The researchers noted that engagement persisted across the full ten-week term, and two-thirds of review attempts involved retries spaced a day or more apart. This is not the pattern you would expect from pure novelty effects.
When the researchers switched to multiple-choice-only quizzes mid-semester (responding to student complaints about difficulty), engagement stayed similar but the dosage-performance relationship disappeared. This suggests the AI-graded free-form responses were doing something that multiple-choice questions do not.
One commenter noted: "Too bad the educational use case doesn't make any money. Good LLMs are a game changer for people motivated to learn." The economics of AI tutoring remain challenging - high API costs, uncertain monetization paths, and competition with free alternatives.

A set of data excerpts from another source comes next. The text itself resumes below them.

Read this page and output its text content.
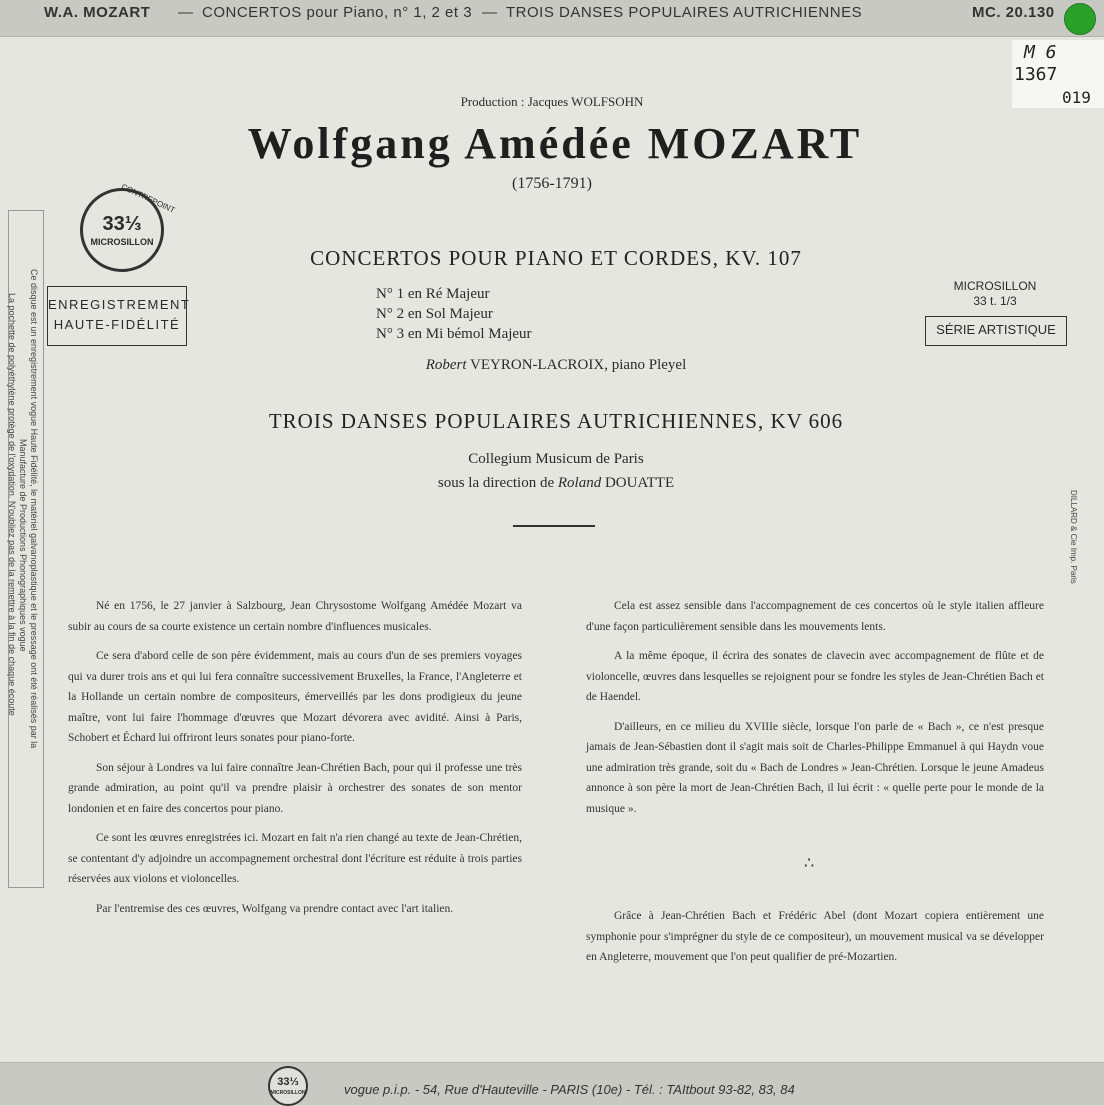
W.A. MOZART — CONCERTOS pour Piano, n° 1, 2 et 3 — TROIS DANSES POPULAIRES AUTRICHIENNES	MC. 20.130
M 6
1367
019
Production : Jacques WOLFSOHN
Wolfgang Amédée MOZART
(1756-1791)
CONTREPOINT
33⅓
MICROSILLON
ENREGISTREMENT
HAUTE-FIDÉLITÉ
MICROSILLON
33 t. 1/3
SÉRIE ARTISTIQUE
Ce disque est un enregistrement vogue Haute Fidélité, le matériel galvanoplastique et le pressage ont été réalisés par la
Manufacture de Productions Phonographiques vogue
La pochette de polyéthylène protège de l'oxydation. N'oubliez pas de la remettre à la fin de chaque écoute	DILLARD & Cie Imp. Paris
CONCERTOS POUR PIANO ET CORDES, KV. 107
N° 1 en Ré Majeur
N° 2 en Sol Majeur
N° 3 en Mi bémol Majeur
Robert VEYRON-LACROIX, piano Pleyel
TROIS DANSES POPULAIRES AUTRICHIENNES, KV 606
Collegium Musicum de Paris
sous la direction de Roland DOUATTE

Né en 1756, le 27 janvier à Salzbourg, Jean Chrysostome Wolfgang Amédée Mozart va subir au cours de sa courte existence un certain nombre d'influences musicales.

Ce sera d'abord celle de son père évidemment, mais au cours d'un de ses premiers voyages qui va durer trois ans et qui lui fera connaître successivement Bruxelles, la France, l'Angleterre et la Hollande un certain nombre de compositeurs, émerveillés par les dons prodigieux du jeune maître, vont lui faire l'hommage d'œuvres que Mozart dévorera avec avidité. Ainsi à Paris, Schobert et Échard lui offriront leurs sonates pour piano-forte.

Son séjour à Londres va lui faire connaître Jean-Chrétien Bach, pour qui il professe une très grande admiration, au point qu'il va prendre plaisir à orchestrer des sonates de son mentor londonien et en faire des concertos pour piano.

Ce sont les œuvres enregistrées ici. Mozart en fait n'a rien changé au texte de Jean-Chrétien, se contentant d'y adjoindre un accompagnement orchestral dont l'écriture est réduite à trois parties réservées aux violons et violoncelles.

Par l'entremise des ces œuvres, Wolfgang va prendre contact avec l'art italien.

Cela est assez sensible dans l'accompagnement de ces concertos où le style italien affleure d'une façon particulièrement sensible dans les mouvements lents.

A la même époque, il écrira des sonates de clavecin avec accompagnement de flûte et de violoncelle, œuvres dans lesquelles se rejoignent pour se fondre les styles de Jean-Chrétien Bach et de Haendel.

D'ailleurs, en ce milieu du XVIIIe siècle, lorsque l'on parle de « Bach », ce n'est presque jamais de Jean-Sébastien dont il s'agit mais soit de Charles-Philippe Emmanuel à qui Haydn voue une admiration très grande, soit du « Bach de Londres » Jean-Chrétien. Lorsque le jeune Amadeus annonce à son père la mort de Jean-Chrétien Bach, il lui écrit : « quelle perte pour le monde de la musique ».

∴

Grâce à Jean-Chrétien Bach et Frédéric Abel (dont Mozart copiera entièrement une symphonie pour s'imprégner du style de ce compositeur), un mouvement musical va se développer en Angleterre, mouvement que l'on peut qualifier de pré-Mozartien.

33⅓
MICROSILLON	vogue p.i.p. - 54, Rue d'Hauteville - PARIS (10e) - Tél. : TAItbout 93-82, 83, 84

The researchers explicitly acknowledge several:
The authors plan follow-up studies, including potentially attaching completion to course grades (which literature predicts will increase engagement) and crossover designs where different groups receive different treatments at different times.
For educators considering AI tools:
The format matters more than the AI. Constructed-response questions with immediate feedback appear more effective than multiple-choice, regardless of the grading mechanism.
Adoption is the first hurdle. A tool that 90% of students actually use may outperform a better tool that 15% use.
Expect criticism. Students complained about difficulty when AI-graded questions were introduced. The researchers adjusted mid-semester, which created statistical complications.
For developers building educational tools:
Practice and feedback loops beat chat interfaces. The RAG chat assistant in Phosphor was barely used. The quiz features drove engagement.
Selection effects are real. Any voluntary educational tool will be adopted more by students who were already going to succeed. Proving causation is hard.
Replication will be difficult. As one commenter noted, "this is not science: science must be reproducible and this is just an historical report on artifact that will be unavailable soon."
The study is promising but preliminary. What it demonstrates most clearly is that AI can get students to engage with course material at rates far exceeding traditional methods. Whether that engagement translates to learning gains independent of selection effects remains an open question.